To this day negative criticism speaks of the vault, or "firmament", regarded by Hebrews as solid, and supporting 'waters' above it, the rendering of Job 37:18, "The skies, strong (
hazaquim) as a molten mirror (cf. Ps 150:1, their 'mighty expanse'), changed by the RSV to read, "the skies, hard." Babylonian mythology recounts how Marduk used half of Tiamat's carcass to form the heavens held in place by a crossbar!. In the OT, however, Isaiah insists that God 'stretches out the heavens [lit] like guaze (
doq, Isa. 40:22); and even Ezekiel's limited canopy is "as the eye of awesome ice" (Ezk. 1:22)
i.e. transperant, "shining like crystal" (RSV) through so dazzling to be terrifying (KD; cf. Dan. 12:3 "brightness").
OK, so what we have here is as Hebrew being derived partially from the Babylonian language there is a misunderstanding due to the influence of flawed Babylonian mythology which believed in a solid sky, however the Biblical account clearly redifines the term to mean 'heavenly expanse' of an atmospheric open consistency.

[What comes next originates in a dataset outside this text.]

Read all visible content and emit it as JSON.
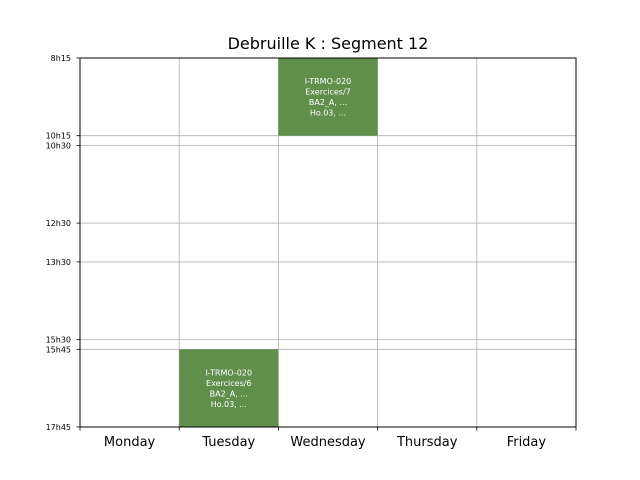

the "rolling out" and "streatching" compared to a parchment or 'molten mirror' a molten mirror referring to the terrible brightness and fluidity, indeed molten is not referring to something solid but something flexible and fluid and also bright and firey, but atmospherealso has a consistency and structure and weight and as the heavens on a huge scale the Bible give a workingman like definition of a great God at work with materials, the expanses of the Heavens are not a vacuum of empty nothingness but indeed have a weight and structure and this is clear in the Biblical account.
again I urge you to reconsider your position because you are in error.